Es war das erste öffentliche Gebäude in Wilna mit Zentralheizung, Ventilation, einem eigenen Kanalisationssystem und einem Krankenhaustrakt. Ein Stadtführer empfahl 1905 einen Spaziergang in den Vorort Lukischki, um die ganze Schönheit dieser Architektur zu erblicken. Um zum Ausdruck zu bringen, dass das Gefängnis trotz seiner Außenwirkung vor allem zur Bestrafung der Einwohner des Gouvernements gedacht war, hatte Tomischko neben der repräsentativen russisch-orthodoxen St.-Nikolai-Kirche im Eingangsbereich auch einen jüdischen Gebetsraum im Dachstuhl eines Zellentrakts sowie eine römisch-katholische Kapelle mitten im runden Zentralkorridor entworfen. Der Gefängniskaplan konnte die Messe von der Mitte des Gebäudes aus abhalten, ohne dass die Gefangenen ihren Gang verlassen mussten.

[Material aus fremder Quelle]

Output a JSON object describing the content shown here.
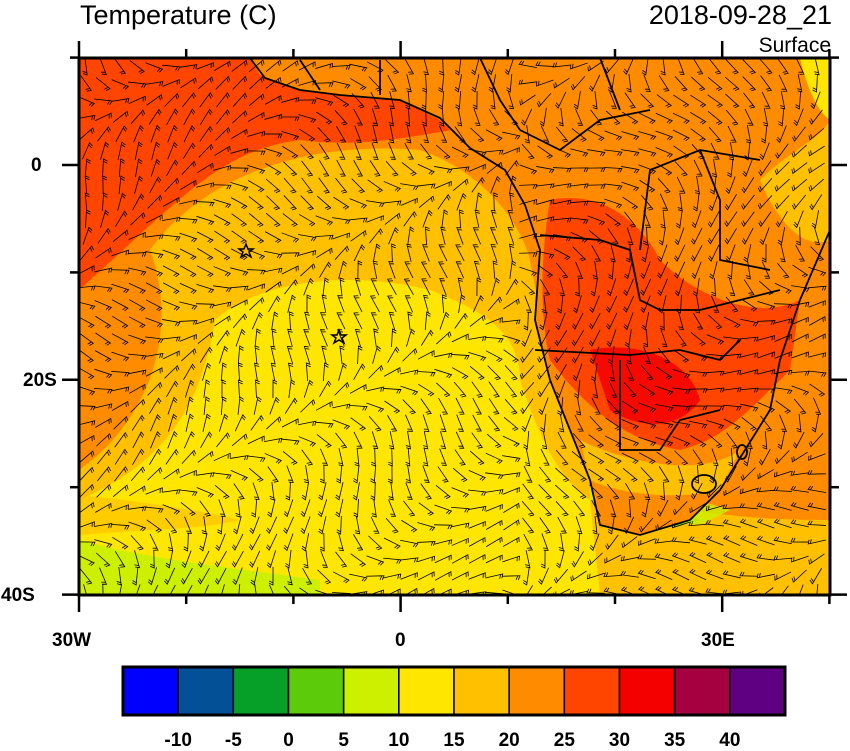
{
  "header": {
    "title": "Temperature (C)",
    "timestamp": "2018-09-28_21",
    "level": "Surface"
  },
  "map": {
    "extent": {
      "lon": [
        -30,
        40
      ],
      "lat": [
        -40,
        10
      ]
    },
    "x_ticks": [
      "30W",
      "0",
      "30E"
    ],
    "y_ticks": [
      "0",
      "20S",
      "40S"
    ],
    "overlay": "wind barbs",
    "markers": "stars"
  },
  "colorbar": {
    "labels": [
      "-10",
      "-5",
      "0",
      "5",
      "10",
      "15",
      "20",
      "25",
      "30",
      "35",
      "40"
    ],
    "colors": [
      "#0000ff",
      "#045096",
      "#06a028",
      "#5ccc0a",
      "#ccf000",
      "#ffe600",
      "#ffc000",
      "#ff8c00",
      "#ff4500",
      "#f50000",
      "#a50040",
      "#5f0082"
    ]
  }
}
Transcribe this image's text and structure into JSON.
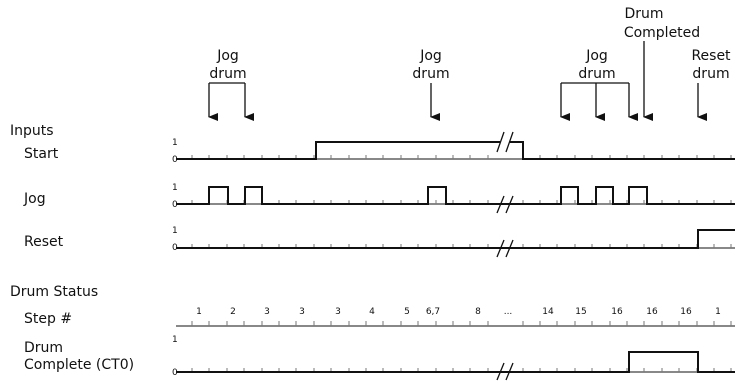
{
  "annotations": {
    "jog1": [
      "Jog",
      "drum"
    ],
    "jog2": [
      "Jog",
      "drum"
    ],
    "jog3": [
      "Jog",
      "drum"
    ],
    "drum_completed": [
      "Drum",
      "Completed"
    ],
    "reset_drum": [
      "Reset",
      "drum"
    ]
  },
  "sections": {
    "inputs": "Inputs",
    "drum_status": "Drum Status"
  },
  "signals": {
    "start": "Start",
    "jog": "Jog",
    "reset": "Reset",
    "step": "Step #",
    "drum_complete_line1": "Drum",
    "drum_complete_line2": "Complete (CT0)"
  },
  "levels": {
    "high": "1",
    "low": "0"
  },
  "steps": [
    "1",
    "2",
    "3",
    "3",
    "3",
    "4",
    "5",
    "6,7",
    "8",
    "...",
    "14",
    "15",
    "16",
    "16",
    "16",
    "1"
  ]
}
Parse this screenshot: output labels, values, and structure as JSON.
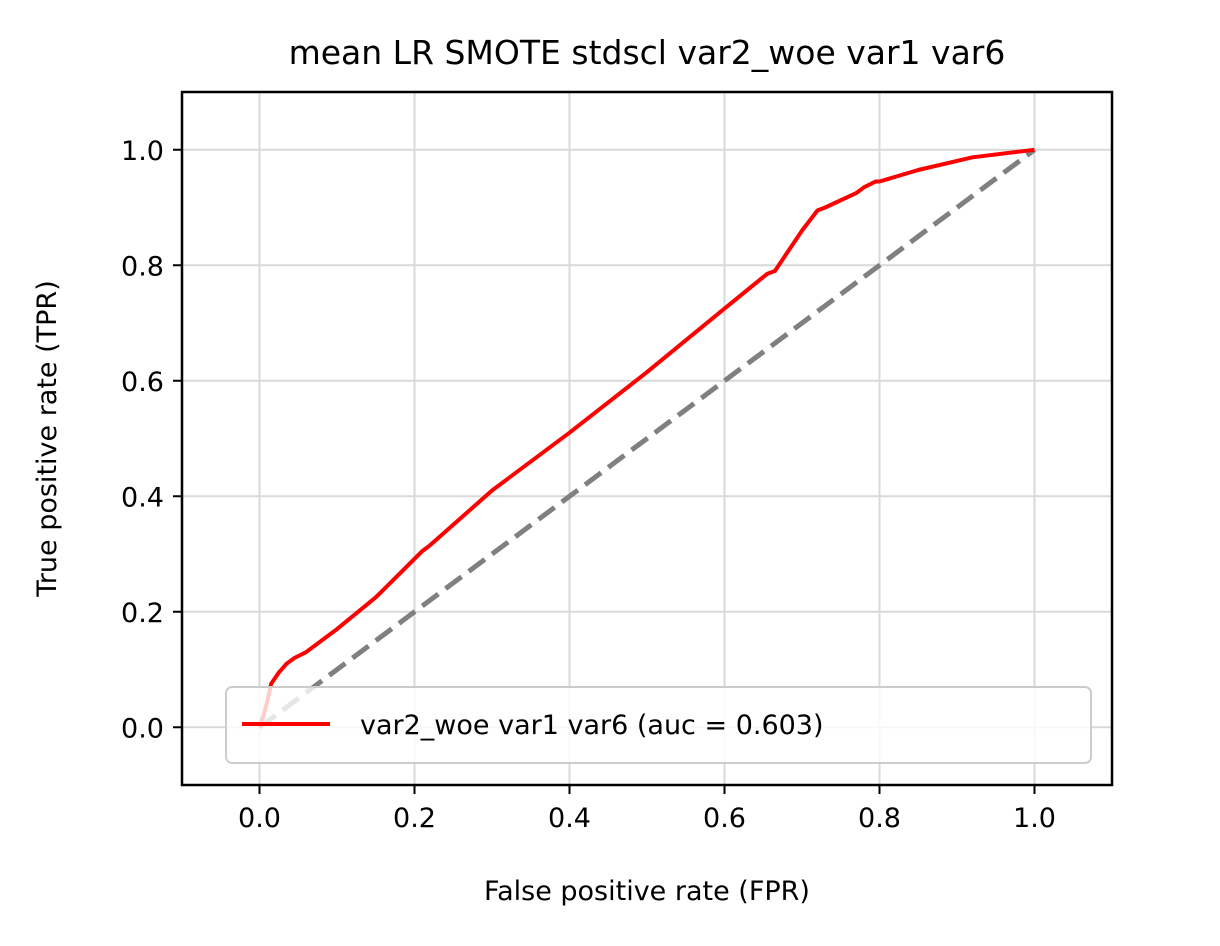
{
  "chart_data": {
    "type": "line",
    "title": "mean LR SMOTE stdscl var2_woe var1 var6",
    "xlabel": "False positive rate (FPR)",
    "ylabel": "True positive rate (TPR)",
    "xlim": [
      -0.1,
      1.1
    ],
    "ylim": [
      -0.1,
      1.1
    ],
    "xticks": [
      "0.0",
      "0.2",
      "0.4",
      "0.6",
      "0.8",
      "1.0"
    ],
    "yticks": [
      "0.0",
      "0.2",
      "0.4",
      "0.6",
      "0.8",
      "1.0"
    ],
    "grid": true,
    "legend_position": "lower right",
    "series": [
      {
        "name": "var2_woe var1 var6 (auc = 0.603)",
        "color": "#ff0000",
        "style": "solid",
        "x": [
          0.0,
          0.005,
          0.01,
          0.015,
          0.025,
          0.035,
          0.045,
          0.06,
          0.1,
          0.15,
          0.21,
          0.22,
          0.3,
          0.4,
          0.5,
          0.6,
          0.655,
          0.665,
          0.7,
          0.72,
          0.73,
          0.77,
          0.78,
          0.795,
          0.8,
          0.85,
          0.92,
          1.0
        ],
        "y": [
          0.0,
          0.02,
          0.045,
          0.075,
          0.095,
          0.11,
          0.12,
          0.13,
          0.17,
          0.225,
          0.305,
          0.315,
          0.41,
          0.51,
          0.615,
          0.725,
          0.785,
          0.79,
          0.86,
          0.895,
          0.9,
          0.925,
          0.935,
          0.945,
          0.945,
          0.965,
          0.987,
          1.0
        ]
      },
      {
        "color": "#808080",
        "style": "dashed",
        "x": [
          0.0,
          1.0
        ],
        "y": [
          0.0,
          1.0
        ]
      }
    ]
  }
}
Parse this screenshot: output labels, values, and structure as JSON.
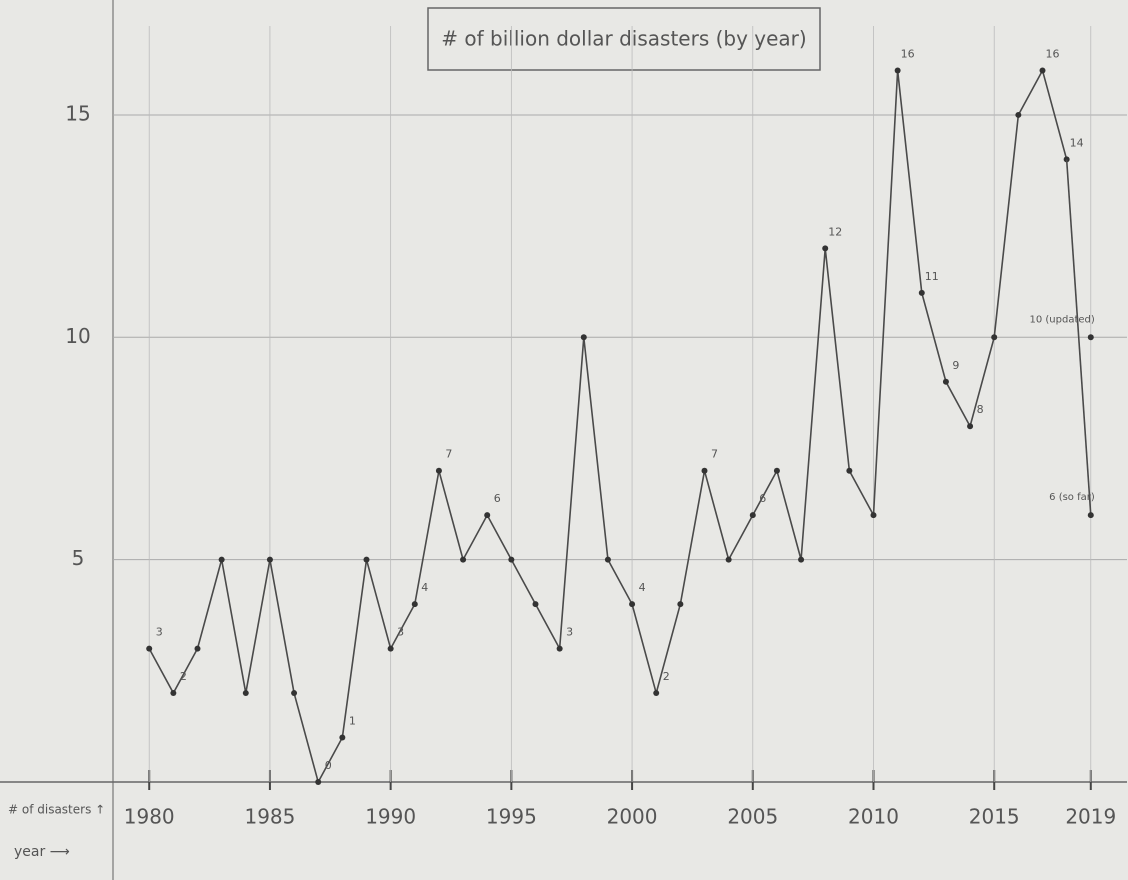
{
  "chart_data": {
    "type": "line",
    "title": "# of billion dollar disasters (by year)",
    "x_label": "year ⟶",
    "y_label": "# of disasters ↑",
    "x": [
      1980,
      1981,
      1982,
      1983,
      1984,
      1985,
      1986,
      1987,
      1988,
      1989,
      1990,
      1991,
      1992,
      1993,
      1994,
      1995,
      1996,
      1997,
      1998,
      1999,
      2000,
      2001,
      2002,
      2003,
      2004,
      2005,
      2006,
      2007,
      2008,
      2009,
      2010,
      2011,
      2012,
      2013,
      2014,
      2015,
      2016,
      2017,
      2018
    ],
    "values": [
      3,
      2,
      3,
      5,
      2,
      5,
      2,
      0,
      1,
      5,
      3,
      4,
      7,
      5,
      6,
      5,
      4,
      3,
      10,
      5,
      4,
      2,
      4,
      7,
      5,
      6,
      7,
      5,
      12,
      7,
      6,
      16,
      11,
      9,
      8,
      10,
      15,
      16,
      14
    ],
    "value_labels": [
      "3",
      "2",
      null,
      null,
      null,
      null,
      null,
      "0",
      "1",
      null,
      "3",
      "4",
      "7",
      null,
      "6",
      null,
      null,
      "3",
      null,
      null,
      "4",
      "2",
      null,
      "7",
      null,
      "6",
      null,
      null,
      "12",
      null,
      null,
      "16",
      "11",
      "9",
      "8",
      null,
      null,
      "16",
      "14"
    ],
    "extra_points": {
      "x": [
        2019,
        2019
      ],
      "values": [
        10,
        6
      ],
      "value_labels": [
        "10 (updated)",
        "6 (so far)"
      ]
    },
    "color": "#4a4a4a",
    "xlim": [
      1978.5,
      2020.5
    ],
    "ylim": [
      0,
      17
    ],
    "xticks": [
      1980,
      1985,
      1990,
      1995,
      2000,
      2005,
      2010,
      2015,
      2019
    ],
    "yticks": [
      5,
      10,
      15
    ],
    "grid": true
  }
}
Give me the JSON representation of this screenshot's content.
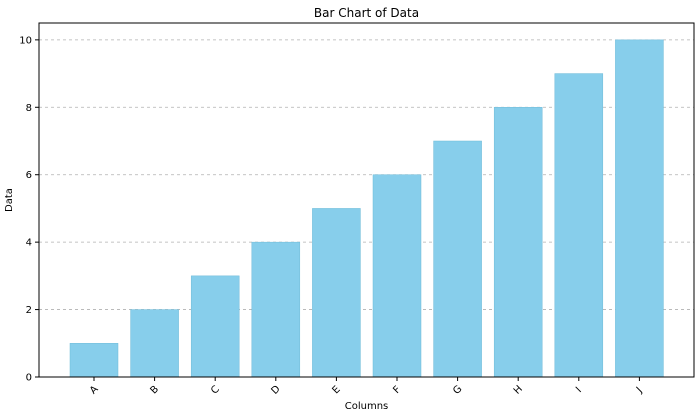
{
  "chart_data": {
    "type": "bar",
    "title": "Bar Chart of Data",
    "xlabel": "Columns",
    "ylabel": "Data",
    "categories": [
      "A",
      "B",
      "C",
      "D",
      "E",
      "F",
      "G",
      "H",
      "I",
      "J"
    ],
    "values": [
      1,
      2,
      3,
      4,
      5,
      6,
      7,
      8,
      9,
      10
    ],
    "ylim": [
      0,
      10.5
    ],
    "yticks": [
      0,
      2,
      4,
      6,
      8,
      10
    ],
    "grid": "y-dashed",
    "legend": "none",
    "bar_color": "#87CEEB",
    "bar_edge_color": "#6fbbd8",
    "grid_color": "#b0b0b0",
    "axis_color": "#000000",
    "xtick_rotation": "45deg"
  }
}
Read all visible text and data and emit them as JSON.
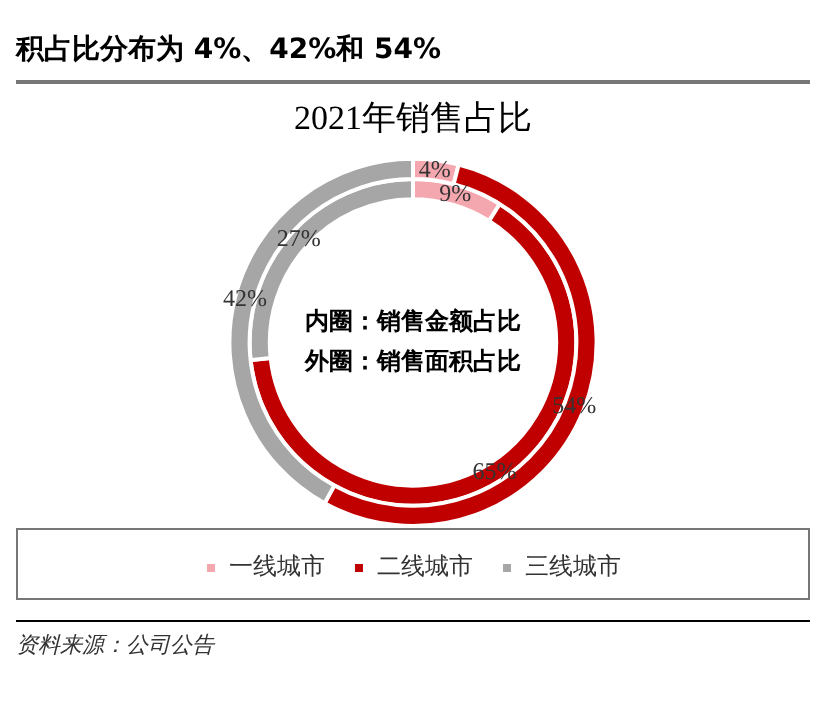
{
  "chart_data": {
    "type": "donut",
    "title": "2021年销售占比",
    "subtitle": "积占比分布为 4%、42%和 54%",
    "categories": [
      "一线城市",
      "二线城市",
      "三线城市"
    ],
    "colors": [
      "#f4a7ae",
      "#c00000",
      "#a6a6a6"
    ],
    "series": [
      {
        "values": [
          4,
          54,
          42
        ],
        "value_labels": [
          "4%",
          "54%",
          "42%"
        ]
      },
      {
        "values": [
          9,
          65,
          27
        ],
        "value_labels": [
          "9%",
          "65%",
          "27%"
        ]
      }
    ],
    "legend": "bottom",
    "annotations": [
      "内圈：销售金额占比",
      "外圈：销售面积占比",
      "资料来源：公司公告"
    ]
  }
}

An denselben gusseisernen Gittern, an denen die Häftlinge während des Zweiten Weltkriegs standen, folgen ein Jahr nach der im Juli 2019 erfolgten Schließung von Lukischki Besucher der Neuinszenierung des Stücks Hier wird es keinen Tod geben. Die erste Wilnaer Inszenierung von Rimas Tuminas im Kleinen Theater war 1990 eine Sensation, weil sie eine neue Sprache fand, um über die sowjetischen Deportationen von Litauern zu sprechen. 2020 erinnert eine Truppe um die Schauspielerin Agnė Šataitė nicht nur an die Folgen des Hitler-Stalin-Pakts für Litauen. Die Inszenierung zeigt, wie sich die litauische Gesellschaft den russischen Gefängnisbau als öffentlichen Raum aneignet. Nach der Überführung der letzten Häftlinge in andere Anstalten begann ein offener Prozess, um die Interessen von Anwohnern, Künstlern, Bürgerinitiativen, Unternehmern und Akteuren der Geschichtspolitik zu diskutieren.